Des fibres pour modifier le microbiote ?

Décrypter comment différentes bactéries intestinales utilisent les composants bioactifs de fibres alimentaires pourrait ouvrir la voie au développement d'aliments ciblant le microbiote et offrant des avantages métaboliques à l'hôte.

Publié le 04 décembre 2019
Mis à jour le 30 mars 2022

A propos de cet article

Publié le 04 décembre 2019
Mis à jour le 30 mars 2022

 

L’impact du microbiote intestinal sur la santé étant de plus en plus documenté, se développent des stratégies visant à l’influencer favorablement, notamment via l’alimentation. Certains chercheurs travaillent ainsi sur des aliments spécifiquement destinés à agir sur le microbiote, ou MDF (Microbiota-directed foods), en l’occurrence des polysaccharides (fibres végétales).

34 ‘fibres’ testées

Un modèle murin a permis de mieux comprendre comment les bactéries de l’intestin humain interagissent avec les polysaccharides alimentaires, ainsi qu’entre elles : des souris axéniques colonisées par des souches bactériennes intestinales bénéfiques (Bacteroides issus d’un homme adulte mince, et qui le distinguent de son jumeau obèse) ont été nourries de différentes combinaisons de 34 fibres alimentaires, ajoutées à un régime à faible teneur en fibres représentatif de celui adopté aux États-Unis. En combinant des technologies de pointe, les chercheurs ont identifié les composés bioactifs des fibres favorisant le développement de certains Bacteroides. Ainsi, 21 des 34 polysaccharides testés favorisaient significativement la croissance de certaines espèces, comme la pectine d’agrumes et la fibre de pois avec Bacteroides thetaiotaomicron. Des résultats qui pourraient à terme permettre d’enrichir l’alimentation en ces actifs.

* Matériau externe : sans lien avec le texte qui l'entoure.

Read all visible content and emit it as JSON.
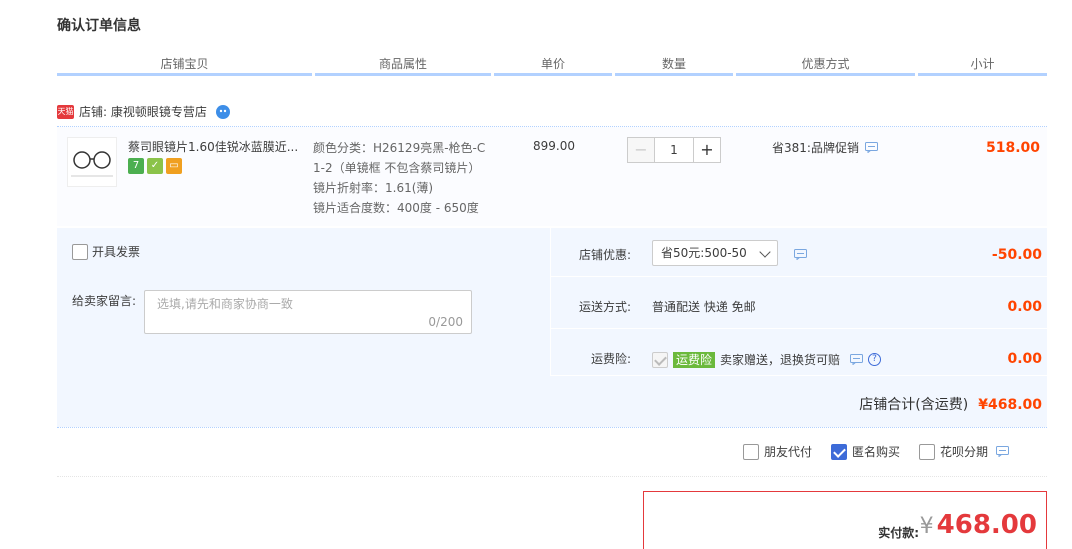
{
  "page_title": "确认订单信息",
  "columns": [
    "店铺宝贝",
    "商品属性",
    "单价",
    "数量",
    "优惠方式",
    "小计"
  ],
  "shop": {
    "badge": "天猫",
    "label": "店铺: 康视顿眼镜专营店"
  },
  "item": {
    "title": "蔡司眼镜片1.60佳锐冰蓝膜近...",
    "attrs": [
      "颜色分类：H26129亮黑-枪色-C",
      "1-2（单镜框 不包含蔡司镜片）",
      "镜片折射率：1.61(薄)",
      "镜片适合度数：400度 - 650度"
    ],
    "badges": [
      "7",
      "✓",
      "▭"
    ],
    "price": "899.00",
    "quantity": "1",
    "promo": "省381:品牌促销",
    "subtotal": "518.00"
  },
  "invoice": {
    "label": "开具发票",
    "checked": false
  },
  "message": {
    "label": "给卖家留言:",
    "placeholder": "选填,请先和商家协商一致",
    "count": "0/200"
  },
  "shop_discount": {
    "label": "店铺优惠:",
    "selected": "省50元:500-50",
    "value": "-50.00"
  },
  "shipping": {
    "label": "运送方式:",
    "method": "普通配送 快递 免邮",
    "value": "0.00"
  },
  "insurance": {
    "label": "运费险:",
    "tag": "运费险",
    "desc": "卖家赠送，退换货可赔",
    "value": "0.00"
  },
  "shop_total": {
    "label": "店铺合计(含运费)",
    "amount": "¥468.00"
  },
  "options": [
    {
      "label": "朋友代付",
      "checked": false
    },
    {
      "label": "匿名购买",
      "checked": true
    },
    {
      "label": "花呗分期",
      "checked": false
    }
  ],
  "payment": {
    "label": "实付款:",
    "currency": "¥",
    "amount": "468.00"
  },
  "colors": {
    "accent_red": "#f40",
    "header_bar": "#b2d1ff",
    "panel_bg": "#f2f7ff"
  }
}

Des compétitions inter-espèces

Pour comprendre les mécanismes en jeu et identifier les fibres consommées ou non, des expériences complémentaires ont été menées, y compris via des biocapteurs, billes magnétiques recouvertes de certains polysaccharides et facilement récupérables dans les selles. Elles ont confirmé que 2 espèces bactériennes différentes (par exemple Bacteroides cellulosilyticus et Bacteroides vulgatus), dès lors qu’elles sont dotées des gènes nécessaires, peuvent dégrader le même polysaccharide. Ainsi, des compétitions s’instaurent pour l’accès aux ressources nutritives.

Vers une médecine nutritionnelle personnalisée ?

En cherchant à étudier l’adaptation des micro-organismes intestinaux à leur milieu (compensation d’une espèce absente, compétition entre espèces concurrentes), les scientifiques ont constaté que certaines bactéries s’avèrent plus flexibles que d’autres concernant l’utilisation du substrat. C’est par exemple le cas de Bacteroides ovatus, qui sait s’adapter à la présence de B. cellulosilyticus, son concurrent pour l’arabinoxylane (constituant majeur des parois végétales de céréales et de pois), ce que ne sait pas faire B. vulgatus. Or identifier les organismes les plus flexibles contribue à comprendre comment certaines souches peuvent coexister avec les autres « habitants » des communautés intestinales. Forte de ces résultats, l’équipe entrevoit déjà la personnalisation des recommandations nutritionnelles, fondées sur la collecte des données microbiologiques et physiologiques de l’hôte via des biocapteurs.